--- a/Allura/docs/guides/permissions.rst
+++ b/Allura/docs/guides/permissions.rst
@@ -8,40 +8,40 @@
roles on a per-project basis.
Users can be members of many groups, and both `users` and `groups` can
-be assigned a list of `permissions` like `"add_subproject"`,
-`"commit_to_master"`or "admin_users". Tools can define their own
+be assigned a list of `permissions` like `add_subproject`,
+`commit_to_master` or `admin_users`. Tools can define their own
set of permissions, for their artifacts. Tools are encouraged to
-prefix their permissions with the tool name so for a tool called
-"tracker" a good permission name would be `"tracker_edit_ticket"`
+prefix their permissions with the tool name, so for a tool called
+"tracker" a good permission name would be `tracker_edit_ticket`.
-Artifacts and ACL's
+Individual artifacts and ACL's
---------------------------------------------------------------------
There are also likely to be some permissions that you want to assign
to particular people or roles for a particular `Artifact` such as
a particular bug in the ticket tracker. PyForge supports this via
-an acl field on every `Artifact` instance.

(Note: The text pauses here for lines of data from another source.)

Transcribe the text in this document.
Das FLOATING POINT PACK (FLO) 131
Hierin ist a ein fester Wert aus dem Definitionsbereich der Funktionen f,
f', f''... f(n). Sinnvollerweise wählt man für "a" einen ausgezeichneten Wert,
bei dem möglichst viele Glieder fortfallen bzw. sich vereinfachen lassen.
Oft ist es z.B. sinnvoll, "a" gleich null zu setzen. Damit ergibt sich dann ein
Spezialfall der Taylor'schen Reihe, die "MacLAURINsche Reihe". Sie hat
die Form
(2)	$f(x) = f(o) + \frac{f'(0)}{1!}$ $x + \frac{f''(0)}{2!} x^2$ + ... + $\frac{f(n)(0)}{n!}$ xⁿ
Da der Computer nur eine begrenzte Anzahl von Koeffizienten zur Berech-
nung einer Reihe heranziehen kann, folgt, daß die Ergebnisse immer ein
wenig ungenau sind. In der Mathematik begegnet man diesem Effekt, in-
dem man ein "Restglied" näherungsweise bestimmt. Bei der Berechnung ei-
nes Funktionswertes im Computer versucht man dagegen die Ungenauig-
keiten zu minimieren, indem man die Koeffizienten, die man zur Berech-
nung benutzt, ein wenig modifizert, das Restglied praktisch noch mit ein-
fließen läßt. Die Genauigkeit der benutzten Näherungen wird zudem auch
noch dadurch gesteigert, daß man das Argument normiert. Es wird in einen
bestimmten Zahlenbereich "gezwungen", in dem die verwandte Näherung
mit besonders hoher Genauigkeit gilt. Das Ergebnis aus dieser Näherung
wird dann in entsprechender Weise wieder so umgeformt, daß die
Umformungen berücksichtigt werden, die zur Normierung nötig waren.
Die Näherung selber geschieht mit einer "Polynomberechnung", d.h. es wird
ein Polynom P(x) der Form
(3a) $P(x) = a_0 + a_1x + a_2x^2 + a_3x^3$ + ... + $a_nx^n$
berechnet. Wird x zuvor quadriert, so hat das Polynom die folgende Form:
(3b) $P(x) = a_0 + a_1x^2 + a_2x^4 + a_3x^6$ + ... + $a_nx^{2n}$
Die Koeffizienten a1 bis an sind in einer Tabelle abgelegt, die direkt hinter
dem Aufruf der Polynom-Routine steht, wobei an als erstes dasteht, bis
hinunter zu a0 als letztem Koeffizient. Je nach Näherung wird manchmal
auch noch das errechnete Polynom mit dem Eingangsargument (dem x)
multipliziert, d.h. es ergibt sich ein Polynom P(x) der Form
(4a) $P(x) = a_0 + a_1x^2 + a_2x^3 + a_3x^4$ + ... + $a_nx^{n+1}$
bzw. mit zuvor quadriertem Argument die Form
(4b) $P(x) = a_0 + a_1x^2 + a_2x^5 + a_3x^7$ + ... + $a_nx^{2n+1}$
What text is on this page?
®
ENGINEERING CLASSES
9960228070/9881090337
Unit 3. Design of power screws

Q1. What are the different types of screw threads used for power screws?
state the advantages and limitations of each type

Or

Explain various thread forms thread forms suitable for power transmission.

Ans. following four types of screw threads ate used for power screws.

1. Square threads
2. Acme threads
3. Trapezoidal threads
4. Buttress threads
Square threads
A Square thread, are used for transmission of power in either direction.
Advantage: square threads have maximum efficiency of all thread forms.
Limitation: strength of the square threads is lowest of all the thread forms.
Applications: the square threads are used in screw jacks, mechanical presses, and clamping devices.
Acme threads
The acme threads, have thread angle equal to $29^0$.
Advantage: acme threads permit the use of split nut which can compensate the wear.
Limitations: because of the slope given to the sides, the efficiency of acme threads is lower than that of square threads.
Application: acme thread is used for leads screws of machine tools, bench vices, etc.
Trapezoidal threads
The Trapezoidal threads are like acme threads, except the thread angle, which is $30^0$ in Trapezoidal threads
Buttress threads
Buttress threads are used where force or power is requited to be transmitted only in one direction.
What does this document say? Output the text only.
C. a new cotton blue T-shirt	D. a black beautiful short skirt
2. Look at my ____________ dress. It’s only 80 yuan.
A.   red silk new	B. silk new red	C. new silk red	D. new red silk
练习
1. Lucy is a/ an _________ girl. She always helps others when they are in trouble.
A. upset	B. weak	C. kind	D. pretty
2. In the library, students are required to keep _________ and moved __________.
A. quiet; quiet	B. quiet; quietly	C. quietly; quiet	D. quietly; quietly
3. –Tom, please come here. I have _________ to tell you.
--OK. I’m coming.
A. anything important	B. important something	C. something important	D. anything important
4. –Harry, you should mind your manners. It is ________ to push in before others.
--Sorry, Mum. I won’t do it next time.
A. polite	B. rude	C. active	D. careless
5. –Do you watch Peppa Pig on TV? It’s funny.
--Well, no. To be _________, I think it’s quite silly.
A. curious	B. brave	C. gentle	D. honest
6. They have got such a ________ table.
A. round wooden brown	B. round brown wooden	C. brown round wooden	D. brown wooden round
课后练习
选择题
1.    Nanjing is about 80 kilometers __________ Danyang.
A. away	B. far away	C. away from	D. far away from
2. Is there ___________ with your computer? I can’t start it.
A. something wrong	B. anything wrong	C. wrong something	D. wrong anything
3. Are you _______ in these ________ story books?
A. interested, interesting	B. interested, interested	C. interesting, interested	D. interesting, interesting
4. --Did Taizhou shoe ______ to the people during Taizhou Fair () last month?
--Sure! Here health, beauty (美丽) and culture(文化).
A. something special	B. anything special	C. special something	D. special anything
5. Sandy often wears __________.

+an ACL field on every `Artifact` instance.
-Permission calculation
+Permission hierarchy
--------------------------------------------------------------------
-Projects and subprojects can define user `groups`, but for any particular
-subproject the groups the user belongs too is additive. This follows
+Projects and subprojects can define user groups, but for any particular
+subproject the set of groups the user belongs to is additive. This follows
the basic principle that sub-project permissions and artifact permissions
can *allow* additional access, but can't *restrict* it beyond
what permissions are allowed by a higher level project.
-The magic of **predicates**
+Permission predicates
---------------------------------------------------------------------
Predicates are simple functions, several of which are defined in PyForge
-itself, and which can be added by any tool, which return `true` if
+itself, and which can be added by any tool, which return true if
permission is granted, and false if it is not.
An example predicate function `has_project_access` takes two params, an object
-and an `permission` string. It then checks to see if the current user
+and a `permission` string. It then checks to see if the current user
(picked up from the environment) has permission to perform that action on
-that object, following the above rules.
+that object, following the rules above.